Nobody truly living spends more than hours here
, Tath told her privately.
The upper limit recommended by the undead is four hours of time passing in the world of the physical body. The astral form of the self loses its ability to connect with the physical body effectively very rapidly once it moves beyond the immediate threshold of the timeline, as we have, in moving here. There is a half-life period of six hours in relative time.
He paused, and then added with a quiet but clinical perfection.
I know how you feel, but I advise against any attempt to resurrect your parents after this interval.

The demon waited anxiously as Lila pretended to consider, though she was responding to the elf.

People in comas come back after years
, she said.

People in comas are not in this region
, he replied.
They rest or travel within the world of the body silently, until they are able to reconnect or they remain on the same timeline boundary with their physical world, like ghosts. When we first crossed over, we might have stayed there without suffering decay of this sort, but I have witnessed untimely resurrection of people who had travelled far from the Material Rim. Do not think that his offer is a fair exchange.

Can I talk to them, here?
she asked.

It is possible
, Tath said.

Lila held out her hand. The demon gave her one vial, a blue, teardrop shape the size of a small beer bottle with a stopper on a fine golden chain. As she took it from him she felt its peculiar substance more like her energy body than not. It might have been true glass in the physical world but here it was a tough knot of energies, cold to the touch, impermeable, and dense as lead.

“We’re quits,” she said, without sparing another glance at the creature. “Get lost.”

The demon backed off a couple of steps and gazed with resentful precision at Tath. It bowed with grudging respect and then vanished abruptly in midstraighten.

Tath’s nervous tension eased slightly although he retained a vigilance Lila didn’t care for.

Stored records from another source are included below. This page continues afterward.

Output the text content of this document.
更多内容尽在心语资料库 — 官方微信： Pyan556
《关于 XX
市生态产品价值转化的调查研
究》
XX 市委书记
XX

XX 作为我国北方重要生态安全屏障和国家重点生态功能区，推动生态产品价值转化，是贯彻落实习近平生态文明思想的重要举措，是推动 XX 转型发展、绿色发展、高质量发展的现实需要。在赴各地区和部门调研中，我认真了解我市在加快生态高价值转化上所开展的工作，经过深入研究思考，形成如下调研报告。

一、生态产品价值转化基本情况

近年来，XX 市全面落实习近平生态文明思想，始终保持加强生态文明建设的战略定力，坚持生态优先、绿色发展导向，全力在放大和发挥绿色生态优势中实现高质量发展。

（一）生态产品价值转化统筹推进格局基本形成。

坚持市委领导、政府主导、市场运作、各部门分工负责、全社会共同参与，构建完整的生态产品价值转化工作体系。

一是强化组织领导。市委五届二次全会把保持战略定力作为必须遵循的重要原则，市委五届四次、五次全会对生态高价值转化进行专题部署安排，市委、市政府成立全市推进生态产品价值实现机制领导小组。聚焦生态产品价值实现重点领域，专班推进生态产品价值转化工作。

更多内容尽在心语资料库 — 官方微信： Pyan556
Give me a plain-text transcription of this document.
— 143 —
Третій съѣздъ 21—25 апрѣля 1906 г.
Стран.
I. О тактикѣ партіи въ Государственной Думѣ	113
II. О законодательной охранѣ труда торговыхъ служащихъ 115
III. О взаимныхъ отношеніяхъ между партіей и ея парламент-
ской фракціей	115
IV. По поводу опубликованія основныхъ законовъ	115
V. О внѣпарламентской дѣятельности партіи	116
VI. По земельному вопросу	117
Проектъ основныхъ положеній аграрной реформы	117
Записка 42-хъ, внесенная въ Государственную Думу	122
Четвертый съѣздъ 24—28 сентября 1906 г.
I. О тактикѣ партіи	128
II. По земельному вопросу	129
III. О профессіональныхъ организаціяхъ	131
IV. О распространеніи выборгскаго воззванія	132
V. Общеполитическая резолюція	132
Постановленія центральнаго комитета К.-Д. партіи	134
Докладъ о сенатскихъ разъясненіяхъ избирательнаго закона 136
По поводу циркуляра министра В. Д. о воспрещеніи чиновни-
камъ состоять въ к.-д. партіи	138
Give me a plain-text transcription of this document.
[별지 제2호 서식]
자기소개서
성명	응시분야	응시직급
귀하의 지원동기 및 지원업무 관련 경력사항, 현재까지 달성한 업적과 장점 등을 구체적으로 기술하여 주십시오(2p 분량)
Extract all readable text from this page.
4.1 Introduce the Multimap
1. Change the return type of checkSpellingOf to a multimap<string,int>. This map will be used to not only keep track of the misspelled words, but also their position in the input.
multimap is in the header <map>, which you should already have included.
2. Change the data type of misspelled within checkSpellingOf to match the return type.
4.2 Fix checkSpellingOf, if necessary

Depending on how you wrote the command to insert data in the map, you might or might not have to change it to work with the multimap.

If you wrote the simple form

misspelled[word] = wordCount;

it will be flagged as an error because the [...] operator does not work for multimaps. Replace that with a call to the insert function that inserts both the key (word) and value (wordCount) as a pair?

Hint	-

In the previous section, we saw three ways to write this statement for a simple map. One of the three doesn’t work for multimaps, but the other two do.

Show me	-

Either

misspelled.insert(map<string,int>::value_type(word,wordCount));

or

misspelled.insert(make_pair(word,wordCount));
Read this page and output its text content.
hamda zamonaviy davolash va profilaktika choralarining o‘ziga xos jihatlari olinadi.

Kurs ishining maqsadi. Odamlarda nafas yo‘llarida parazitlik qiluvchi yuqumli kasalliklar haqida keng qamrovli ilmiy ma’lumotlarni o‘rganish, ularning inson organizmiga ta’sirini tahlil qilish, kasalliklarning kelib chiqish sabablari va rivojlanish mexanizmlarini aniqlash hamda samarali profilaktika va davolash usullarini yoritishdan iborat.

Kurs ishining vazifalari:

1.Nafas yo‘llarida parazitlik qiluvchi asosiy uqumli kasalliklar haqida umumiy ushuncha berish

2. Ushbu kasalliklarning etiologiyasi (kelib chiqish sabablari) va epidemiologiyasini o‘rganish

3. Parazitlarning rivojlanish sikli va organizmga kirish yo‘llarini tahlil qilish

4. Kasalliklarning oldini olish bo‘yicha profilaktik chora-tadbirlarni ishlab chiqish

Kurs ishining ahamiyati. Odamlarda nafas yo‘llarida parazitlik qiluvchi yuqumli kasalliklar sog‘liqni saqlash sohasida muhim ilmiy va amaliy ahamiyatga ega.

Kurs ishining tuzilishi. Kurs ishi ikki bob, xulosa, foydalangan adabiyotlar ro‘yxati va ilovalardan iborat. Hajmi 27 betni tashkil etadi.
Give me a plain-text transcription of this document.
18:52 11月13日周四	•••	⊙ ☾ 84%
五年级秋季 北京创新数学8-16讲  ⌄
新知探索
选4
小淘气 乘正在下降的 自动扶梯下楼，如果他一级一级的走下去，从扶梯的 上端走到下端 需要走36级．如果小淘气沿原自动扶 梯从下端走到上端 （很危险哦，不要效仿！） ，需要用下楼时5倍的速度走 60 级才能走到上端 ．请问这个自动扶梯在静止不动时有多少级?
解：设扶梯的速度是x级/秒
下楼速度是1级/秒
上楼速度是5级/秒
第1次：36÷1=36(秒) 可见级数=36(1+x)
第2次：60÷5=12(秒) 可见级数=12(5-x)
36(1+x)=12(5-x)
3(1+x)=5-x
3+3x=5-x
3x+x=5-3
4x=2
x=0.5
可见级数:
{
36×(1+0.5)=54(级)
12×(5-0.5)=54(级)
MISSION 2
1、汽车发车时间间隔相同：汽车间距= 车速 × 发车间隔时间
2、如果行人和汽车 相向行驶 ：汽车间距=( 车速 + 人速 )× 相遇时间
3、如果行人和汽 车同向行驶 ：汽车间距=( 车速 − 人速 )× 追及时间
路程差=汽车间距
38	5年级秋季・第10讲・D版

“Isn’t it safe here?” she asked him, looking at the bottle, at the stopper, at the chain. She wondered what she’d do if the demon had stiffed her and there was nothing inside it.

“It is not safe anywhere here,” the elf replied.

Briefly, Lila caught the impression of a thoughtscape—Tath’s experience of this world. She saw the light forms of the Bright Ones and the spirits of the newly dead, but also regions so vast and strange there were no words to adequately name them. In those places were other beings, akin to the Bright Ones, but dark, or coloured with flickering sprite fires, their fields of energy shifting unpredictably to forms the eye could tolerate and forms that became flat fields of unknown dimension because they had topographies too alien to be understood. This was a world of intent, of consciousness reduced to its purest form, before words and images took hold of it and marshalled it into orderly possibilities or familiar dreams. Many of these other forms did not have the pleasant aspects of the Bright Ones. They shifted, subtle and ill-willed, self-absorbed, beyond appeal or understanding. Those were the things he feared, their billion forms and their unknown states. It was a wild place, with one border on the akashic region of true pure interstitial aether, one on the material realms of possibility, and one that was made of pure consciousness or mind where the only limits were the limits of imagination. Within that region worlds took shape and were born, as here across this visionary ocean they lost organisation and died into the chaos of raw energy.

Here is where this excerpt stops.